I'm back. I don't have that feeling of the ceiling caving in quite as bad anymore!
After the holidays were over, my work was just so crazy and that combined with personal problems was enough to make me feel...well, let's just say 'not good!'
I haven't been doing very much cooking lately, but I've got to get out of my funk and get back to it.
My two biggest barriers are that I feel overwhelmed by recipes that are either too labor intensive because I don't feel like I have enough time and the fact that I have been dealing with chronic heartburn for quite a while, so I can't eat as much. What a bummer!
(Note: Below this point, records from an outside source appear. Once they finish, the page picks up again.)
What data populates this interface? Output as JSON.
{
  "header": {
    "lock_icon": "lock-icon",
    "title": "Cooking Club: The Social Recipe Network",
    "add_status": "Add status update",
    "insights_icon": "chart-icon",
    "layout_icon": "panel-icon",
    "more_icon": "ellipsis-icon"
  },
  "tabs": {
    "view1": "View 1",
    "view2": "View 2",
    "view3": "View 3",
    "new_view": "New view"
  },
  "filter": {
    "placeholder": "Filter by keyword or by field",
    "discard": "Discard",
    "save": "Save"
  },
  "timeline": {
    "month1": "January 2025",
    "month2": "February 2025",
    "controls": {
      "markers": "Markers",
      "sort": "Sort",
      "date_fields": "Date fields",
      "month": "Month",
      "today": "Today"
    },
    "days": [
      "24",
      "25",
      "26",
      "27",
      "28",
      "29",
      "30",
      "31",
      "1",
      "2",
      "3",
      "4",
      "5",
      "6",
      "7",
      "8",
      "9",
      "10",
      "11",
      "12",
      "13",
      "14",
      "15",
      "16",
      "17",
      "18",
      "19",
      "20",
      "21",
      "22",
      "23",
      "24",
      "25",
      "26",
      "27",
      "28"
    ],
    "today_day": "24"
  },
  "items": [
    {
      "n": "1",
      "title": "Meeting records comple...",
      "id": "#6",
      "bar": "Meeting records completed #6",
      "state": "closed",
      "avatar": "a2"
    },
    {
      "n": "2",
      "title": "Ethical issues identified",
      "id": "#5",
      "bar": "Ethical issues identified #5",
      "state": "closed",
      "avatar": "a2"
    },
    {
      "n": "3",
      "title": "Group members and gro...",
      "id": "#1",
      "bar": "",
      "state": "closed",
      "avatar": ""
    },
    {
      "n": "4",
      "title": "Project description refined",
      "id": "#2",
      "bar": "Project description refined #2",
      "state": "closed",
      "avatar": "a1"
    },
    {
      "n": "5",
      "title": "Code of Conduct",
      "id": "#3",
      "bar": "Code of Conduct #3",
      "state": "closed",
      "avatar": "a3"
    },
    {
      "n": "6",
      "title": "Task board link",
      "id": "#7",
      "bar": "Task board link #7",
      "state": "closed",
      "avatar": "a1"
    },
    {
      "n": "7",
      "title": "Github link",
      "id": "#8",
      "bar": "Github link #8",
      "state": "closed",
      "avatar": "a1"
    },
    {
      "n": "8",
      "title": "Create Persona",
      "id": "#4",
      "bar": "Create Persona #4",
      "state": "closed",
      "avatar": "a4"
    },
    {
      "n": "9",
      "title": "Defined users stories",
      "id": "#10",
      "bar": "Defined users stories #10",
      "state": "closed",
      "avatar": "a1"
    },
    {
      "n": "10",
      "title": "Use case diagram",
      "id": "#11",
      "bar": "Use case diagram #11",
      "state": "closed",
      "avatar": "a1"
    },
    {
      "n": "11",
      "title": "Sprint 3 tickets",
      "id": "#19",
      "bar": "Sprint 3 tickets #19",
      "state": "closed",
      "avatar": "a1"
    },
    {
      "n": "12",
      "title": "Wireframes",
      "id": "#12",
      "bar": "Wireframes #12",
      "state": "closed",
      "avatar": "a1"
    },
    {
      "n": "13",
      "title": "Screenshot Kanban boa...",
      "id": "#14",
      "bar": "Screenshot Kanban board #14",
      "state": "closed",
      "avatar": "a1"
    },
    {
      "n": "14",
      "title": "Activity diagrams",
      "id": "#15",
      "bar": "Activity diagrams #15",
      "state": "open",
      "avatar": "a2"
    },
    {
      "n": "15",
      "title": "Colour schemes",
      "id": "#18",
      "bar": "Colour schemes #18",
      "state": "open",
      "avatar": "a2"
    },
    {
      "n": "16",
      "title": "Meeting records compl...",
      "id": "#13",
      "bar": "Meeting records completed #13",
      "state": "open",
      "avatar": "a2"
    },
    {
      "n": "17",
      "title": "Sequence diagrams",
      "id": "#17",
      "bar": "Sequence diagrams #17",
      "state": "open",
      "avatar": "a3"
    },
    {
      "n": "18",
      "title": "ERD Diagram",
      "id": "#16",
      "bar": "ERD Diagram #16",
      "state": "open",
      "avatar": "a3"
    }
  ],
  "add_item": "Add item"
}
But, I think that if I stick to some simple recipes, I'll be cooking again before I know it.
Since I last posted, I have made a couple of delicious items. First, I made a wonderful, simple French Onion Soup. And last weekend I made Bacon Quiche Tarts.
French onion soup is one of my favorite soups to make because there are No Rules.
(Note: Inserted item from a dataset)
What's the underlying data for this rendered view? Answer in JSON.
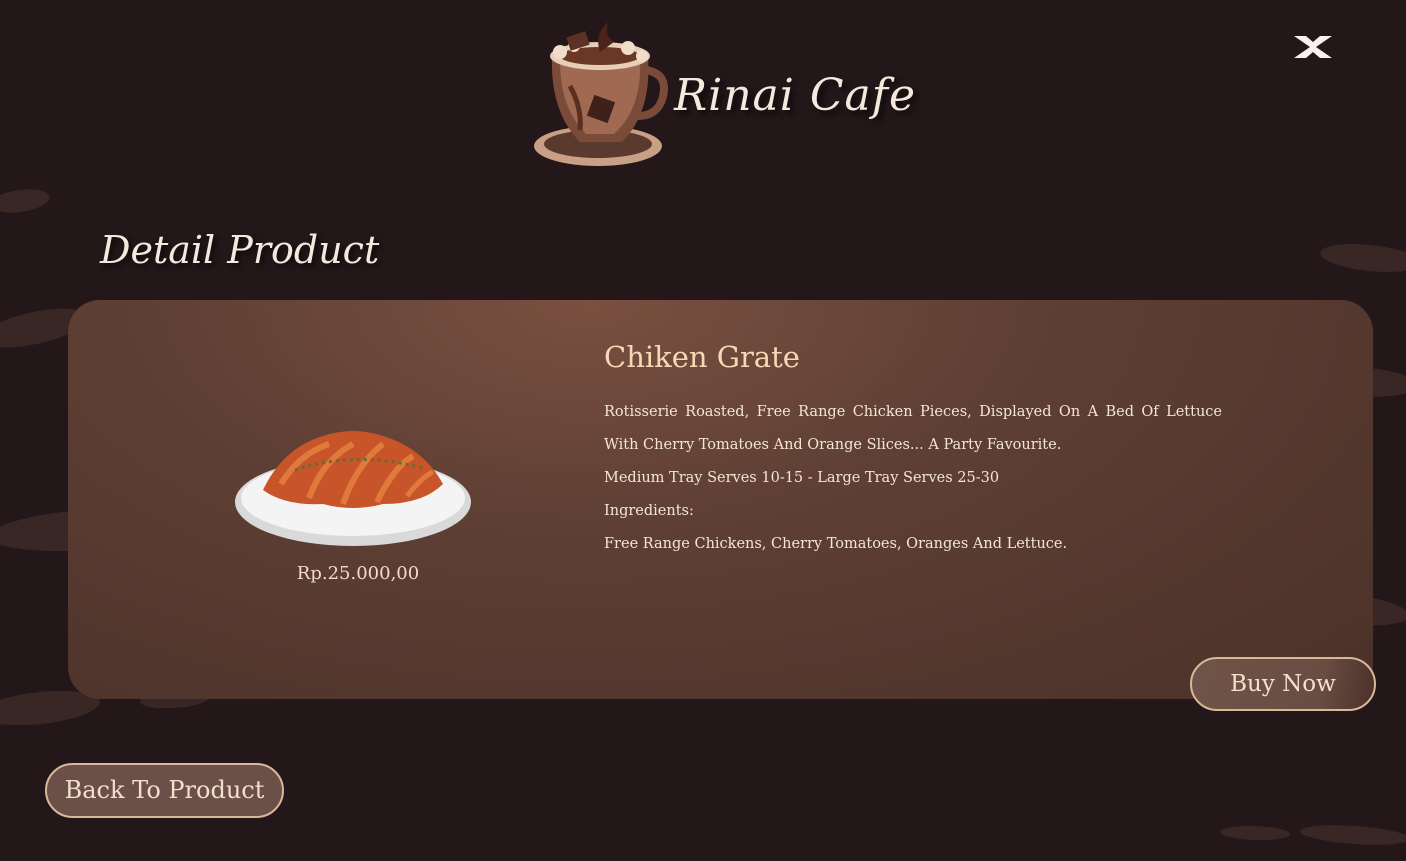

I know, I know...that can't be true, right? French onion soup is one of those items that everyone seems to think that there is a right or wrong way to make it. I disagree.
My coworker Jan told me how she made her soup and after I made her tell me a couple more times, I went home and made it - without a recipe. And it kicked butt!
So, here is the basic gist of the recipe. I usually select a white onion, a sweet onion, a brown onion, a leek, and a shallot, but any combination of those will work fine. I use about 1 1/2 tablespoons (little more or less as needed, depending on how much onion you use) of each olive oil and butter. The butter will lend that rich taste and the olive oil with raise the smoking point so that the butter doesn't burn.
Cook the very thinly sliced onions, shallot and leek in a large heavy-bottomed pot in the butter and oil mixture over low. Cooking slowly and stirring every couple of minutes, cook the onion mixture until soft and caramel brown (be careful not to burn). Add a box of your favorite beef broth to the mixture and let simmer for 10-20 minutes so that the flavors meld. Serve with gruyere, swiss, mozzarella, and/or croutons as a topping.
I hope to post on a semi-regular basis...but I am not promising anything just yet! Thanks to Michelle, Vicki, Ilva, and Kristi for your thoughts. I'll be stopping by all of your sites today to check in on you all!